Last year, on January 12, a massive earthquake shattered the island nation of Haiti, leaving from 250,000 to 300,000 fatalities in its wake. It was the most devastating disaster for a nation that has witnessed its share of catastrophes.
A month after the destruction that left the capital, Port au Prince, and nearby cities in total ruin with miles of debris, rubble, and crushed lives, I was fortunate to get a chance to see the tragedy first hand, courtesy of the Haiti Support Project, founded and headed by Dr. Ron Daniels.
I, along with several other journalists, was his guest as I have been on five other trips to the island, and to see the disaster close up is unbelievable. I was reminded of the film clips I’ve seen of war-ravaged European cities during World War II, or the atomic bombs that ripped Hiroshima and Nagasaki apart.
That imprint was indelibly marked and when I returned to Haiti last August in a follow up trip to complete a documentary, very little had changed. The streets were still virtually impassable with miles and miles of rubble from wrecked buildings and homes clogging the streets, making transit an hours-long journey.
Tent cities sprung up on nearly every vacant space that wasn’t littered with concrete or twisted metal. Near the National Palace, once a remarkable edifice, thousands of people struggled in makeshift dwellings, eking out an existence the best way they can.
More than a million people remain homeless, and they are the lucky ones when you consider that some 3500 residents have succumbed to the deadly menace of cholera with thousands more afflicted and waiting for medical attention and supplies.
Obviously, this is not a pretty scene, and only the resilience of the Haitian people exceeds the hope on the horizon.
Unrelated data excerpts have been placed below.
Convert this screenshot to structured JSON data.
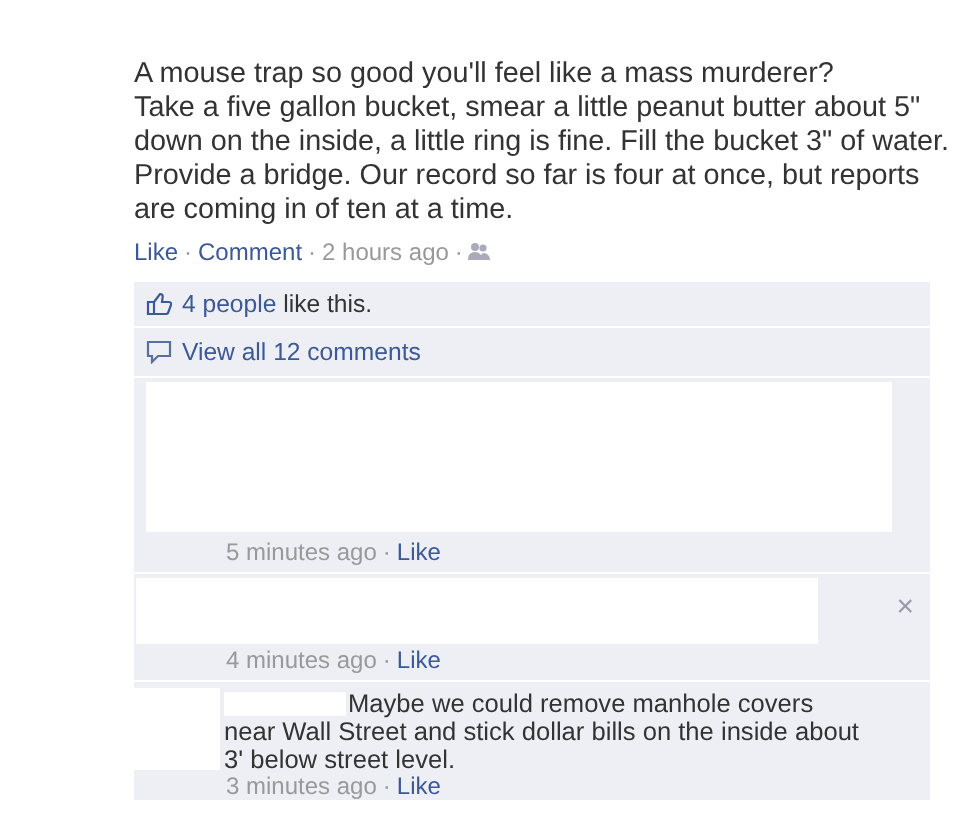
{
  "post": {
    "text": "A mouse trap so good you'll feel like a mass murderer?\nTake a five gallon bucket, smear a little peanut butter about 5\" down on the inside, a little ring is fine. Fill the bucket 3\" of water. Provide a bridge. Our record so far is four at once, but reports are coming in of ten at a time.",
    "actions": [
      {
        "label": "Like",
        "kind": "link"
      },
      {
        "label": "Comment",
        "kind": "link"
      },
      {
        "label": "2 hours ago",
        "kind": "time"
      }
    ],
    "separator": "·"
  },
  "likes": {
    "link": "4 people",
    "rest": "like this."
  },
  "view_all": "View all 12 comments",
  "comments": [
    {
      "time": "5 minutes ago",
      "separator": "·",
      "like": "Like",
      "kind": "block"
    },
    {
      "time": "4 minutes ago",
      "separator": "·",
      "like": "Like",
      "kind": "strip",
      "close": "×"
    },
    {
      "time": "3 minutes ago",
      "separator": "·",
      "like": "Like",
      "kind": "text",
      "text": "Maybe we could remove manhole covers near Wall Street and stick dollar bills on the inside about 3' below street level."
    }
  ]
}
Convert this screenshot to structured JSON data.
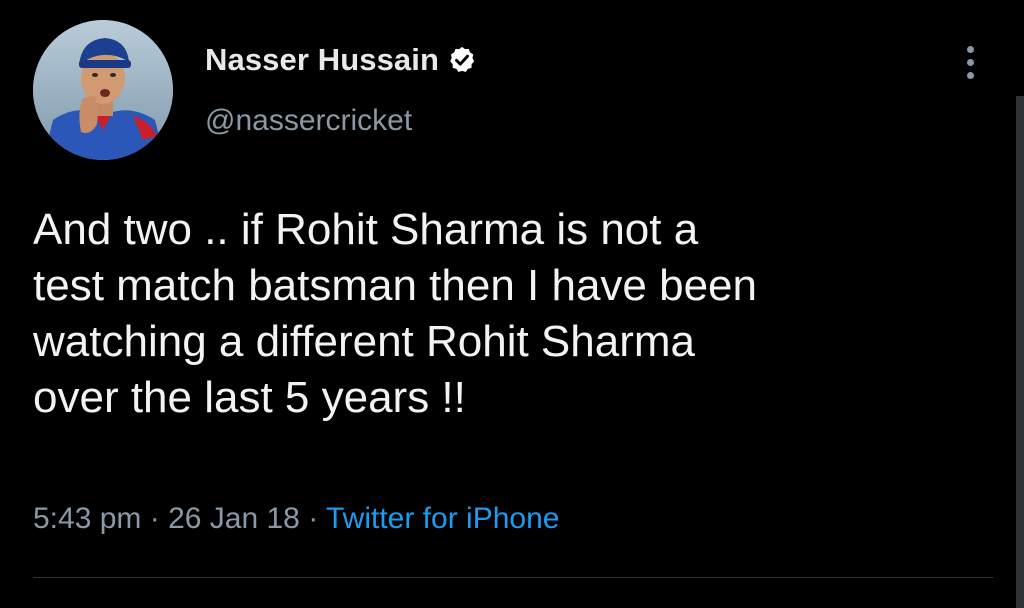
{
  "tweet": {
    "author": {
      "display_name": "Nasser Hussain",
      "handle": "@nassercricket",
      "verified": true,
      "avatar_icon": "profile-photo"
    },
    "text_lines": [
      "And two .. if Rohit Sharma is not a",
      "test match batsman then I have been",
      "watching a different Rohit Sharma",
      "over the last 5 years !!"
    ],
    "time": "5:43 pm",
    "separator": "·",
    "date": "26 Jan 18",
    "source": "Twitter for iPhone",
    "more_icon": "more-vertical-icon"
  },
  "theme": {
    "background": "#000000",
    "text": "#e7e9ea",
    "secondary": "#8b98a5",
    "accent": "#1d9bf0",
    "verified_badge": "#ffffff"
  }
}
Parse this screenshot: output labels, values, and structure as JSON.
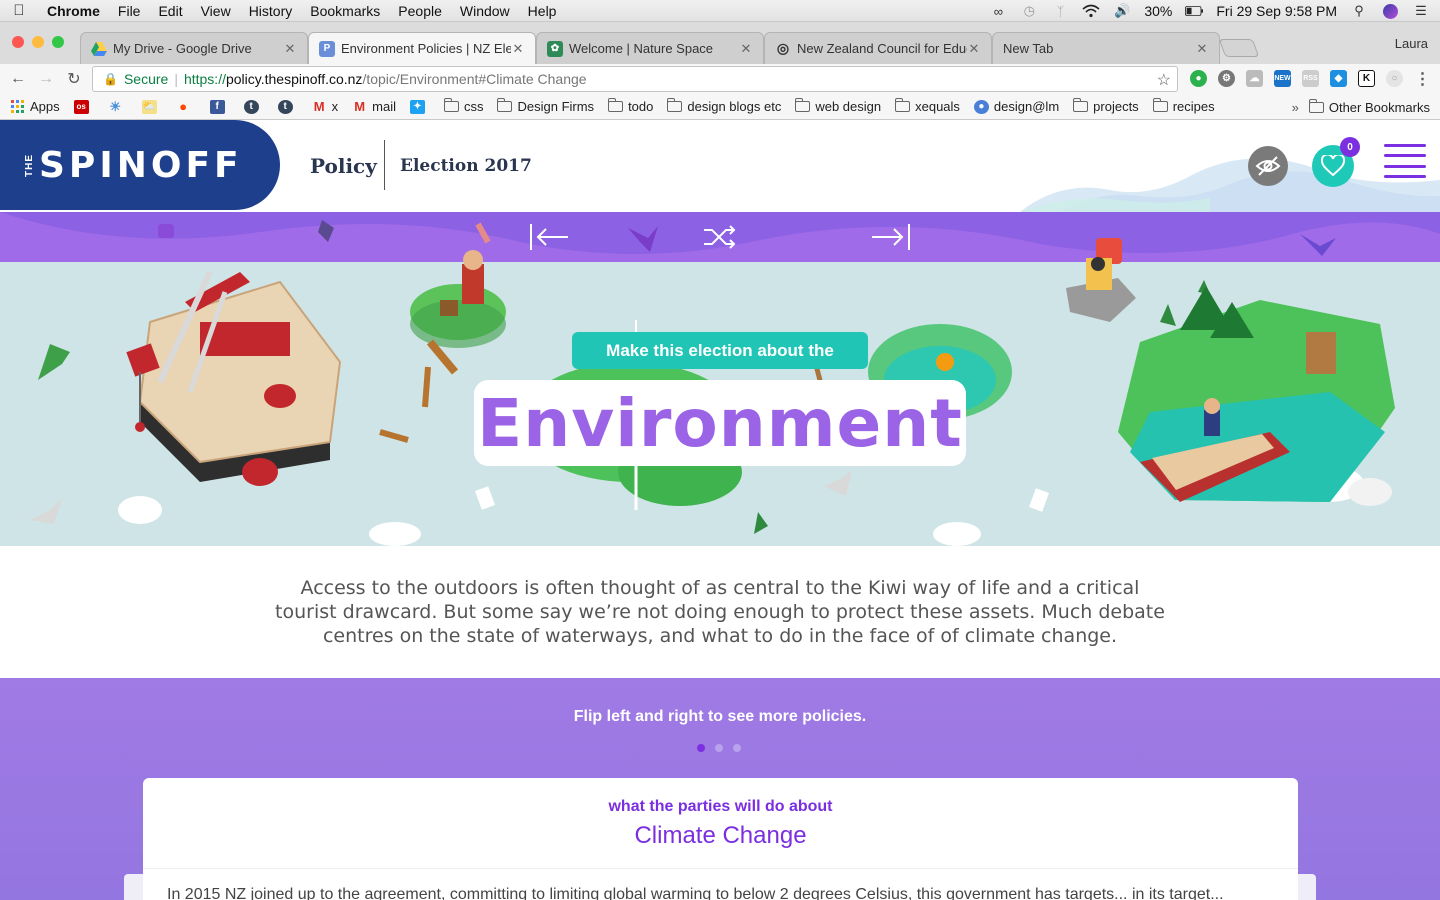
{
  "menubar": {
    "items": [
      "Chrome",
      "File",
      "Edit",
      "View",
      "History",
      "Bookmarks",
      "People",
      "Window",
      "Help"
    ],
    "battery": "30%",
    "clock": "Fri 29 Sep  9:58 PM"
  },
  "tabs": [
    {
      "title": "My Drive - Google Drive",
      "favicon_color": "#1fa463"
    },
    {
      "title": "Environment Policies | NZ Elec",
      "favicon_color": "#6a8fd8",
      "active": true
    },
    {
      "title": "Welcome | Nature Space",
      "favicon_color": "#2e8b57"
    },
    {
      "title": "New Zealand Council for Educa",
      "favicon_color": "#333333"
    },
    {
      "title": "New Tab",
      "favicon_color": "#ffffff"
    }
  ],
  "profile_name": "Laura",
  "omnibox": {
    "secure_label": "Secure",
    "scheme": "https://",
    "host": "policy.thespinoff.co.nz",
    "path": "/topic/Environment#Climate Change"
  },
  "bookmarks": {
    "items": [
      {
        "label": "Apps",
        "type": "apps"
      },
      {
        "label": "",
        "type": "icon",
        "color": "#cc0000"
      },
      {
        "label": "",
        "type": "icon",
        "color": "#4a90d9"
      },
      {
        "label": "",
        "type": "icon",
        "color": "#f5c542"
      },
      {
        "label": "",
        "type": "icon",
        "color": "#ff4500"
      },
      {
        "label": "",
        "type": "icon",
        "color": "#3b5998"
      },
      {
        "label": "",
        "type": "icon",
        "color": "#35465c"
      },
      {
        "label": "",
        "type": "icon",
        "color": "#35465c"
      },
      {
        "label": "x",
        "type": "gmail"
      },
      {
        "label": "mail",
        "type": "gmail"
      },
      {
        "label": "",
        "type": "icon",
        "color": "#1da1f2"
      },
      {
        "label": "css",
        "type": "folder"
      },
      {
        "label": "Design Firms",
        "type": "folder"
      },
      {
        "label": "todo",
        "type": "folder"
      },
      {
        "label": "design blogs etc",
        "type": "folder"
      },
      {
        "label": "web design",
        "type": "folder"
      },
      {
        "label": "xequals",
        "type": "folder"
      },
      {
        "label": "design@lm",
        "type": "globe"
      },
      {
        "label": "projects",
        "type": "folder"
      },
      {
        "label": "recipes",
        "type": "folder"
      }
    ],
    "overflow": "»",
    "other": "Other Bookmarks"
  },
  "site": {
    "logo_small": "THE",
    "logo_main": "SPINOFF",
    "nav_policy": "Policy",
    "nav_election": "Election 2017",
    "saved_count": "0",
    "brand_color": "#7b2fe0"
  },
  "hero": {
    "tagline": "Make this election about the",
    "topic": "Environment"
  },
  "intro": "Access to the outdoors is often thought of as central to the Kiwi way of life and a critical tourist drawcard. But some say we’re not doing enough to protect these assets. Much debate centres on the state of waterways, and what to do in the face of of climate change.",
  "policies": {
    "hint": "Flip left and right to see more policies.",
    "dots": [
      true,
      false,
      false
    ],
    "card_kicker": "what the parties will do about",
    "card_heading": "Climate Change",
    "card_body": "In 2015 NZ joined up to the agreement, committing to limiting global warming to below 2 degrees Celsius, this government has targets... in its target..."
  }
}
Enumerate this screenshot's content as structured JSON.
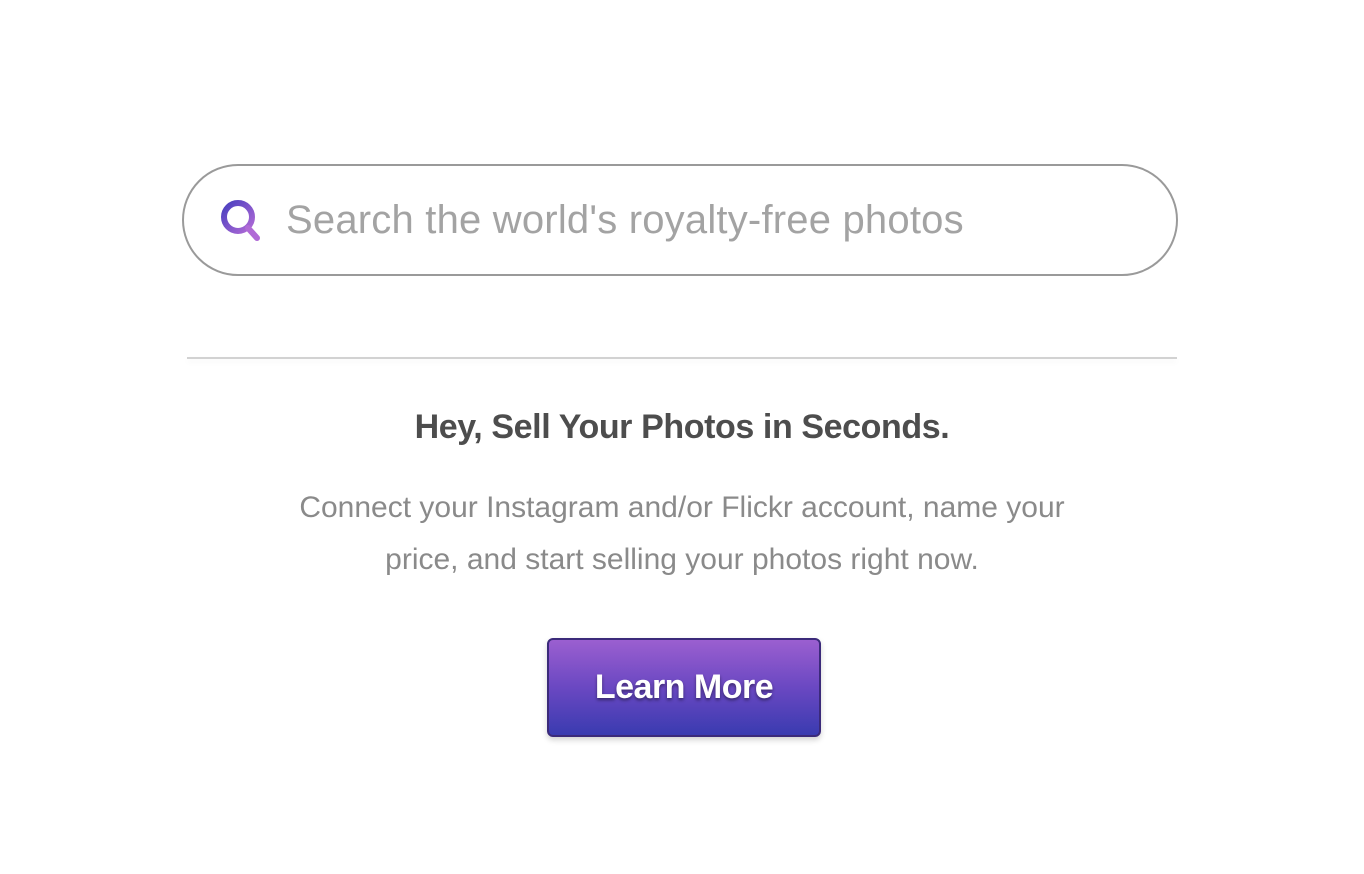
{
  "search": {
    "placeholder": "Search the world's royalty-free photos",
    "value": "",
    "icon": "search-icon"
  },
  "promo": {
    "headline": "Hey, Sell Your Photos in Seconds.",
    "description": "Connect your Instagram and/or Flickr account, name your price, and start selling your photos right now.",
    "button_label": "Learn More"
  },
  "colors": {
    "accent_top": "#9b5fd0",
    "accent_bottom": "#3a3bb0",
    "headline_text": "#4d4d4d",
    "body_text": "#8a8a8a"
  }
}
Many of the downtrodden and injured have refused to surrender to the rampant misery, determined to get back on their feet and to stabilize their lives.
They face, however, a daunting task, and one wonders when the millions of dollars earmarked for the island will arrive in a meaningful way; when will the wherewithal of the NGOs kick in and provide the assistance the people so desperately need?
The forecast is not a rosy one for Haiti, but for a people that overcame the ravages of slavery and oppression, the merciless brutality of colonialism, it may not be unwarranted to advance a degree of optimism and though it may take a score of years, Haiti, like the legendary phoenix, will rise from its ashes.